- Born: 24 August 1926
- Died: 28 May 2024 (aged 97)
- Education: Somerville College, Oxford
- Known for: Protein crystallography of ferritin
- Spouse: Royden Harrison
- Awards: CBE, DSc
- Scientific career
- Fields: Biology, crystallography
- Workplaces: University of Sheffield
- Thesis: X-Ray crystallographic studies in some peptides and proteins (1952)
- Doctoral advisor: Dorothy Hodgkin

= Pauline Harrison =

British protein crystallographer (1926–2024)

Pauline May Harrison (née Cowan, 24 August 1926 – 28 May 2024) was a British protein crystallographer and professor emeritus at the University of Sheffield. She gained her chemistry degree from Somerville College, Oxford in 1948, followed by a DPhil in X-ray crystallography in 1952 supervised by Dorothy Hodgkin. After three years at King's College London (contemporary with Rosalind Franklin) she moved to the University of Sheffield in 1955 as a demonstrator in the Biochemistry department (now Molecular Biology and Biotechnology), obtaining an MRC grant to study the iron storage protein Ferritin, publishing preliminary X-ray diffraction data in the 1st volume of the Journal of Molecular Biology in 1959. The molecule which became her life's work. In 1978, she was awarded a personal chair and retired in 1991. In 2001 she was appointed a CBE for services to higher education.

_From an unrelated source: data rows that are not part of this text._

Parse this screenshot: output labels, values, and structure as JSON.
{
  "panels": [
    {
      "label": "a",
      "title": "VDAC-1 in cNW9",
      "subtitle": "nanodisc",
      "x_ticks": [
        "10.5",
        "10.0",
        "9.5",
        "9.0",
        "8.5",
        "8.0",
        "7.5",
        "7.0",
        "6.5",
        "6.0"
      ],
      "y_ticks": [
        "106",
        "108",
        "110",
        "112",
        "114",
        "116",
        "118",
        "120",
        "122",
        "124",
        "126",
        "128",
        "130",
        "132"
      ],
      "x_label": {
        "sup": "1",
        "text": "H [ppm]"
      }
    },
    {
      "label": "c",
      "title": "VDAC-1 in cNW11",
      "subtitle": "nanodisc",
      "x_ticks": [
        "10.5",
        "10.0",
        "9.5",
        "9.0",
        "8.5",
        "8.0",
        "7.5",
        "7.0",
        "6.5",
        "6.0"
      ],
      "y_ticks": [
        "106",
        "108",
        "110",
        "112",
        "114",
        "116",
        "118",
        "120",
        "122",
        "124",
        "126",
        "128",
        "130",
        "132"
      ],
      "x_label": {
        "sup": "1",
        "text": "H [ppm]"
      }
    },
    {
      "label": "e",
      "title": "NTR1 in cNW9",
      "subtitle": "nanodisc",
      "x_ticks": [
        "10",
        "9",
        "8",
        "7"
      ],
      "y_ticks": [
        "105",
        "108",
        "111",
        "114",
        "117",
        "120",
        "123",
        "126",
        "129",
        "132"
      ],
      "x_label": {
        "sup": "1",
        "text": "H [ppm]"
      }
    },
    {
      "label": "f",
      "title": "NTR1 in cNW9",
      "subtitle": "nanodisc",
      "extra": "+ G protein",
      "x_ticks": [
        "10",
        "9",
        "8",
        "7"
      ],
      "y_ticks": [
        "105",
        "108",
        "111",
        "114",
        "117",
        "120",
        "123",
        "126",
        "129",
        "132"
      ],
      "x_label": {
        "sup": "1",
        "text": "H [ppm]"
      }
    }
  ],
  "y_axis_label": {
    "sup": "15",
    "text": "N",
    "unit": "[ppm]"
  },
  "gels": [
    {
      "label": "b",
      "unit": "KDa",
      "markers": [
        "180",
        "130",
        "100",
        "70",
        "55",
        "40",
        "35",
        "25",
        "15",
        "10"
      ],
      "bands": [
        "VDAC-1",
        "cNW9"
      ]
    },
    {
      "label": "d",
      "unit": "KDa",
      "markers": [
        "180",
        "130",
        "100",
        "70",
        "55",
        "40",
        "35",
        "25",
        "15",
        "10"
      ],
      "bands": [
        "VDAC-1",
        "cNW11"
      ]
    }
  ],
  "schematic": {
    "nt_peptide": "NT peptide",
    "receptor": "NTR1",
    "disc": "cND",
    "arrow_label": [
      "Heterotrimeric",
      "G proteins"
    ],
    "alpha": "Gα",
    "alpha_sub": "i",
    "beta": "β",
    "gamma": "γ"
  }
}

==Personal life and death==
Harrison was the daughter of botanists Adeline May Organe and John Macqueen Cowan, Assistant Keeper of the Royal Botanic Garden, Edinburgh. She was married to Royden Harrison, also a lecturer at Sheffield and a figure in the Labour movement until his death in 2002. Harrison was an alumna of St. Trinnean's School.

Harrison died on 28 May 2024, at the age of 97.